Much like Tonnies and Simmel, Ely registered the same concern with the effect of urbanization and population growth and the disintegration of family and community. It was one of the characteristics of industrial society that the distinction between “stranger” and “neighbor” was no longer clearly defined. Like Simmel, Ely argued that modern economic transactions increase the scope of individual freedom and allow individuals a greater range of both physical movement and interpersonal connections. With an increase the number of interpersonal connections came a corresponding reduction in the intensity of those relationships.
Ely’s characterization of industrial society was essential to his account of socialism. Without industrial civilization, there could be no state socialism, the theory of socialism in economic practice. For Ely, socialism was “industrial democracy” in which all the functions of business enterprises would be controlled by the state. The state was nothing more than the people in their “organic capacity,” meaning that every individual in the state had the same rights and responsibilities as any other. The organization of labor and the business of politics would be one and the same under state socialism. Socialism, as an ethical system, was nothing more than “distributive justice.”
Interestingly, Ely conceded that many elements of a future socialist state were present in the American state. The United States government managed the postage and was responsible for road maintenance. Both European and American governments also intruded upon the affairs of businessmen and manufacturers in a variety of ways, including the protection of persons and property, the regulation of contracts, and in their attempts to promote or protect enterprises through tariffs. Socialism was therefore merely an extension of the existing functions of government until it took over all productive enterprises rather than just a portion of them.

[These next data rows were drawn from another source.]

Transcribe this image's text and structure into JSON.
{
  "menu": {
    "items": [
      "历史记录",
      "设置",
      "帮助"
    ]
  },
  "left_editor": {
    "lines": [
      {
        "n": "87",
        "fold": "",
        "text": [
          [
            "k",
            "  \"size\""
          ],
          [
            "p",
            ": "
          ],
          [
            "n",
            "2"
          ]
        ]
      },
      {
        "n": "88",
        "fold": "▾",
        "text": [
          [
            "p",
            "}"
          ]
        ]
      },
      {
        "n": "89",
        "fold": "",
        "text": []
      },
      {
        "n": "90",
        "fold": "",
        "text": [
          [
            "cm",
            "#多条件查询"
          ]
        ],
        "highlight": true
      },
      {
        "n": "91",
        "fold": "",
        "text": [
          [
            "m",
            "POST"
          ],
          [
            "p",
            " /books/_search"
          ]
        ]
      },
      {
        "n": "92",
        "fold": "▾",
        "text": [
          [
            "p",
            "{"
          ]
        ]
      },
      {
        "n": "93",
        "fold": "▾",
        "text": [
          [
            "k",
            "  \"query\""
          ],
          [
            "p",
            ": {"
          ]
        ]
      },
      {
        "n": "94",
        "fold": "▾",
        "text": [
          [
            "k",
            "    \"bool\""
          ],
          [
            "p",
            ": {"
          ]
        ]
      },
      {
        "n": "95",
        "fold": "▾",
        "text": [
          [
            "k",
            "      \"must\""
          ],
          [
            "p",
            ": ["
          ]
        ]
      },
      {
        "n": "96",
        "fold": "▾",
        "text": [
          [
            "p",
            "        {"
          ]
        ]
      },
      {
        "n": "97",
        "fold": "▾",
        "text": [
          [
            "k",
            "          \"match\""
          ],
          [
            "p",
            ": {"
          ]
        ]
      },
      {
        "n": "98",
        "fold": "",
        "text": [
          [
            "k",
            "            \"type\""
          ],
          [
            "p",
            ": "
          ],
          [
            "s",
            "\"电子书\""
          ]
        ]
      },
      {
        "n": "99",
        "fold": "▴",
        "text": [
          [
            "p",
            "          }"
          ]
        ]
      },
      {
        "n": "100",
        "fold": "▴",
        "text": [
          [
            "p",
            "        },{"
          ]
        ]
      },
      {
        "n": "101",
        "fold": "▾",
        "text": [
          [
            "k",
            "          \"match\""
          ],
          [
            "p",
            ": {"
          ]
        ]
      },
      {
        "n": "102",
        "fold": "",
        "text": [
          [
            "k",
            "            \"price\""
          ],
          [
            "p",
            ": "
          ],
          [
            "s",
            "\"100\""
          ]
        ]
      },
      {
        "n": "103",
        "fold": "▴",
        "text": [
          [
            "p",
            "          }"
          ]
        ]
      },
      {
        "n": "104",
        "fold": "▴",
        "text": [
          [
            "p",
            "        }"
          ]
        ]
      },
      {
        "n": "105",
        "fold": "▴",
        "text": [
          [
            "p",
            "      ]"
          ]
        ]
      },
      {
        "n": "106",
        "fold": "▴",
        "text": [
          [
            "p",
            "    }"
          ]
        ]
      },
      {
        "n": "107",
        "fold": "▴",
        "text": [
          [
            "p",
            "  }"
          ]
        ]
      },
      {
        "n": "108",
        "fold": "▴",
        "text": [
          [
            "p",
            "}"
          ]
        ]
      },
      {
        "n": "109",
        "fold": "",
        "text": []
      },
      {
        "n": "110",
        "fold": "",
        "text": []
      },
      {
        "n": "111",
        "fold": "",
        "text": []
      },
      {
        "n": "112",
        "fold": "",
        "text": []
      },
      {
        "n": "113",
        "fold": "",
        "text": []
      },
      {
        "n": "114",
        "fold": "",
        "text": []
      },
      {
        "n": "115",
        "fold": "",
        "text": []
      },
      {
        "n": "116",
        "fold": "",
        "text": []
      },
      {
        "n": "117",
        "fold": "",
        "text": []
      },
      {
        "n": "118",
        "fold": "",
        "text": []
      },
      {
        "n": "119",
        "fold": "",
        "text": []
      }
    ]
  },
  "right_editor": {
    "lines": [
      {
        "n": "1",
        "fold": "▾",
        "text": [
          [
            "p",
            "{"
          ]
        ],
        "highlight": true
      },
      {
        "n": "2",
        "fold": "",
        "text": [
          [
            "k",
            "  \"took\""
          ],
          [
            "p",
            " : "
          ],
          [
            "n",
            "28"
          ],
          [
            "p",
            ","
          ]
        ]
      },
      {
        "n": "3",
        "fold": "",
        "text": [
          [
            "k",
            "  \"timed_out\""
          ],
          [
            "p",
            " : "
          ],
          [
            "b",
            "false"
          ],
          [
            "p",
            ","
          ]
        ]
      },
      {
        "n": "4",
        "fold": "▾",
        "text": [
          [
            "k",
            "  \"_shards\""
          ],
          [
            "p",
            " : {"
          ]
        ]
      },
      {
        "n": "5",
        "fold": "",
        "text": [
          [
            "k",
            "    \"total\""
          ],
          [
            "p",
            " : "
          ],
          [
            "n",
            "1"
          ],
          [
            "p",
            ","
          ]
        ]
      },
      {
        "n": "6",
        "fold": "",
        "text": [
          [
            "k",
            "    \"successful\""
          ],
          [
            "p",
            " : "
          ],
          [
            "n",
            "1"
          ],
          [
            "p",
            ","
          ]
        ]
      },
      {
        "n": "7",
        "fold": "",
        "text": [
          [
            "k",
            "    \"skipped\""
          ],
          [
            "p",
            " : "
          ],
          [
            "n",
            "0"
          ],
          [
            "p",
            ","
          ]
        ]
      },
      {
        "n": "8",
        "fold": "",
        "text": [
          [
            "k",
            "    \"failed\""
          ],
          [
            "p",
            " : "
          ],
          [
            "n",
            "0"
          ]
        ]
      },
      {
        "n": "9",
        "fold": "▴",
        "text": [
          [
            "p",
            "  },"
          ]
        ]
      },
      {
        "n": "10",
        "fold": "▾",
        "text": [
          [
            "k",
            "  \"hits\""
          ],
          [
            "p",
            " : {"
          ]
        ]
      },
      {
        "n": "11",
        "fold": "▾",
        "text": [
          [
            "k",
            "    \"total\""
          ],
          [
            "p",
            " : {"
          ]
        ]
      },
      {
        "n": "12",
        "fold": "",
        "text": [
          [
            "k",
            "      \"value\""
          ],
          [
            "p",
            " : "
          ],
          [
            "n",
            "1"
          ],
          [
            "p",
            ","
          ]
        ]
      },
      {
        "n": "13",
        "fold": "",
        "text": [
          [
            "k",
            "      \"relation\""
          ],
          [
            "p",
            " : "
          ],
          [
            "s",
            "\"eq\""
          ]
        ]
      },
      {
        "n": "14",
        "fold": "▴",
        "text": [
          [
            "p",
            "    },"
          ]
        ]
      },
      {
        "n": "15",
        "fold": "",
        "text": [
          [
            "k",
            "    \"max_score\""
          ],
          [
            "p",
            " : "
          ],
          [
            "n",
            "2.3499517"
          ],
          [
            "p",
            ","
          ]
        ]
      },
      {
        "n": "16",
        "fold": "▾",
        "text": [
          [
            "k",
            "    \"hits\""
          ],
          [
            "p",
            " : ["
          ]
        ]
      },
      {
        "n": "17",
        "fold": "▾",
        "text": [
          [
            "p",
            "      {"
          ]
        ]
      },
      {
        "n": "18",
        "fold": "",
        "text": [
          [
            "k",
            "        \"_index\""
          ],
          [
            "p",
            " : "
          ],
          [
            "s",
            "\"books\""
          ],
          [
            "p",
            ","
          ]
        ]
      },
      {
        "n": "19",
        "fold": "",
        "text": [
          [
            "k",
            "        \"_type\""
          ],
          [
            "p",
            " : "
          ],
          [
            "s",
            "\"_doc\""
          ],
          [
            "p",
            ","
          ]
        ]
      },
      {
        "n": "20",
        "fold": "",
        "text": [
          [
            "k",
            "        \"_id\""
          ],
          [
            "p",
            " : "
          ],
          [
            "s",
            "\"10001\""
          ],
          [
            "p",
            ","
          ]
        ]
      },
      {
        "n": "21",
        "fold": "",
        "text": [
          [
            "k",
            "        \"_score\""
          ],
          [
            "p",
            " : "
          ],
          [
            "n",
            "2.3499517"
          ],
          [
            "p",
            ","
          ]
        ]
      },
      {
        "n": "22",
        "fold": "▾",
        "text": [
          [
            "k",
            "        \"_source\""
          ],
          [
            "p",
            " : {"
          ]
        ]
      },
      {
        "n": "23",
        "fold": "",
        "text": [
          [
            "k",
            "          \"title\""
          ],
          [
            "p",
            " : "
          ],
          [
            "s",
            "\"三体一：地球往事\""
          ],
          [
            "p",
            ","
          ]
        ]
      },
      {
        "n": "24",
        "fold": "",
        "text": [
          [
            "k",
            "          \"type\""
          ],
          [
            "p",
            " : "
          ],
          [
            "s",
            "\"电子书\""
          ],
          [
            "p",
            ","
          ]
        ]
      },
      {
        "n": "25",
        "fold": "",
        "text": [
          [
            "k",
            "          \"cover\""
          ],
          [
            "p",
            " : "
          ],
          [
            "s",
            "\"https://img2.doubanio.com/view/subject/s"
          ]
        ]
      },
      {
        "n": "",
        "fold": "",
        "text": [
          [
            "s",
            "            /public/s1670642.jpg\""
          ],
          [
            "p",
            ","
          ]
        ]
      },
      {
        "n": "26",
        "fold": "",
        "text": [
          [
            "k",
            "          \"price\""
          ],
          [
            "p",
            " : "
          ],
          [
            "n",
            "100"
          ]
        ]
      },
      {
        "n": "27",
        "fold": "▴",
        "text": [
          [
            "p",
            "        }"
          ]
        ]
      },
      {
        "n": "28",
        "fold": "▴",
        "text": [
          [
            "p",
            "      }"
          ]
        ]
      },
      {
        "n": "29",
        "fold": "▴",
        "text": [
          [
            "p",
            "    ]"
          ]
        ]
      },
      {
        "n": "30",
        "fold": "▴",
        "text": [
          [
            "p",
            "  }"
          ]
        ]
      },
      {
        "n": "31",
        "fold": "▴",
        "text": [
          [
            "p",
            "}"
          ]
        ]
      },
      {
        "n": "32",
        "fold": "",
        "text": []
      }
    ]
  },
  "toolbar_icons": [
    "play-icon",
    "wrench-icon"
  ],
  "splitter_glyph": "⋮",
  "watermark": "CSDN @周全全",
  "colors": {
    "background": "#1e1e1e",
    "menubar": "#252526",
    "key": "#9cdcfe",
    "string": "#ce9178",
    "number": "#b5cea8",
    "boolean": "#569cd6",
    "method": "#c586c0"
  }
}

However, socialism, at least in its pure theoretical form, was unattainable and ill-considered. In the first place, socialism would numb the motivation to work due to the absence of the institution of private property. Ely considered the agricultural sector to be incapable of centralization and state coordination. As fatal was the problem of assigning tasks and regulating the work of millions of workers, all of whom had differing interests. Ely also contended that “the domination of a single industrial principle is dangerous to civilization.” Although Ely advocated a better coordination of government and private interests, he did not agree with either the goals or the means of state socialism.